Perhaps the biggest difference is that in CFS it's left almost entirely to patients to challenge poor research (XMRV excepted), as biophile notes on another thread:
These problems go almost entirely unchallenged by professionals involved with CFS, leaving patients and carers to do it, ...

Talking about "vigilantes" in Neuroskeptic's post, i.e. people scrutinizing research papers because the authorities have failed or seem incapable of doing so, that is what many people scrutinizing CFS research could be described as.
I know scienitists who say that in their fields strong criticism is routine from fellow-professionals. While this can descend into people gaming the system (eg reviewer's unreasonably blocking a competitor's paper) I think it's a much healthier state of affairs.

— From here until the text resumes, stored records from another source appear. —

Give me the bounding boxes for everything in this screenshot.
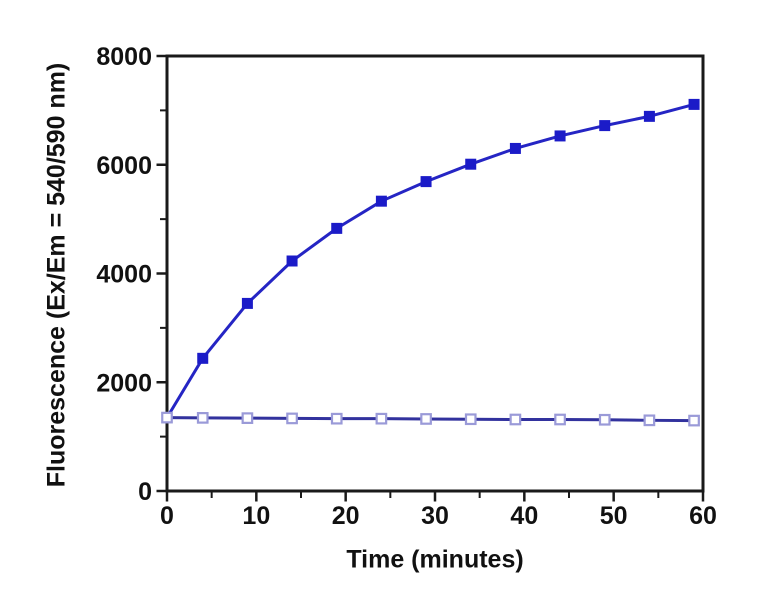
x-tick-label: 30	[421, 502, 449, 530]
marker-open-squares-flat	[375, 412, 388, 425]
x-tick-label: 60	[689, 502, 717, 530]
y-tick-label: 8000	[96, 43, 152, 71]
marker-open-squares-flat	[286, 412, 298, 425]
marker-filled-squares-rising	[286, 255, 298, 267]
marker-filled-squares-rising	[375, 195, 387, 207]
marker-open-squares-flat	[688, 414, 700, 427]
marker-filled-squares-rising	[420, 176, 432, 188]
x-tick-label: 20	[332, 502, 360, 530]
marker-filled-squares-rising	[241, 297, 253, 309]
marker-open-squares-flat	[241, 412, 254, 424]
x-tick-label: 40	[510, 502, 538, 530]
marker-open-squares-flat	[643, 414, 656, 427]
marker-open-squares-flat	[509, 413, 522, 426]
marker-open-squares-flat	[196, 412, 209, 424]
marker-filled-squares-rising	[331, 222, 343, 234]
y-tick-label: 4000	[96, 261, 152, 289]
y-tick-label: 2000	[96, 369, 152, 397]
marker-open-squares-flat	[598, 413, 611, 426]
marker-filled-squares-rising	[688, 98, 700, 110]
marker-filled-squares-rising	[509, 142, 521, 154]
marker-filled-squares-rising	[554, 130, 566, 142]
marker-filled-squares-rising	[197, 352, 209, 364]
marker-filled-squares-rising	[643, 110, 655, 122]
plot-border	[165, 54, 705, 493]
marker-open-squares-flat	[464, 413, 477, 426]
marker-filled-squares-rising	[465, 158, 477, 170]
x-tick-label: 10	[242, 502, 270, 530]
marker-open-squares-flat	[420, 413, 432, 425]
x-axis-title: Time (minutes)	[346, 545, 524, 574]
marker-open-squares-flat	[554, 413, 566, 426]
y-tick-label: 6000	[96, 152, 152, 180]
marker-filled-squares-rising	[599, 120, 611, 132]
y-axis-title: Fluorescence (Ex/Em = 540/590 nm)	[42, 62, 71, 488]
marker-open-squares-flat	[330, 412, 343, 425]
marker-open-squares-flat	[161, 411, 173, 424]
y-tick-label: 0	[138, 478, 152, 506]
x-tick-label: 0	[160, 502, 174, 530]
x-tick-label: 50	[600, 502, 628, 530]
series-line-filled-squares-rising	[165, 102, 695, 419]
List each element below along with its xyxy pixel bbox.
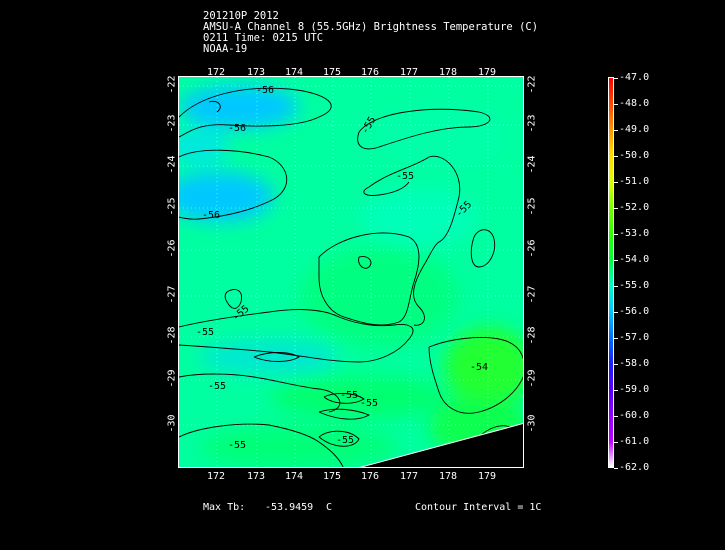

Thanks. This from the Peter Lawrence paper [pdf above] sums up the dilemma faced by many scientists forced to chase publication over discovery:
It has become vital to get papers into high impact-factor journals; just one such paper can change the prospects of a postdoc from nonexistent to substantial (because of the weight put on such papers by grant-awarding bodies). Two or three such papers can make the difference between unemployment and tenure. These facts have cut a swathe through scientific thinking like a forest fire, turning our thoughts and efforts away from scientific problems and solutions, and towards the process of submission, reviewing and publication.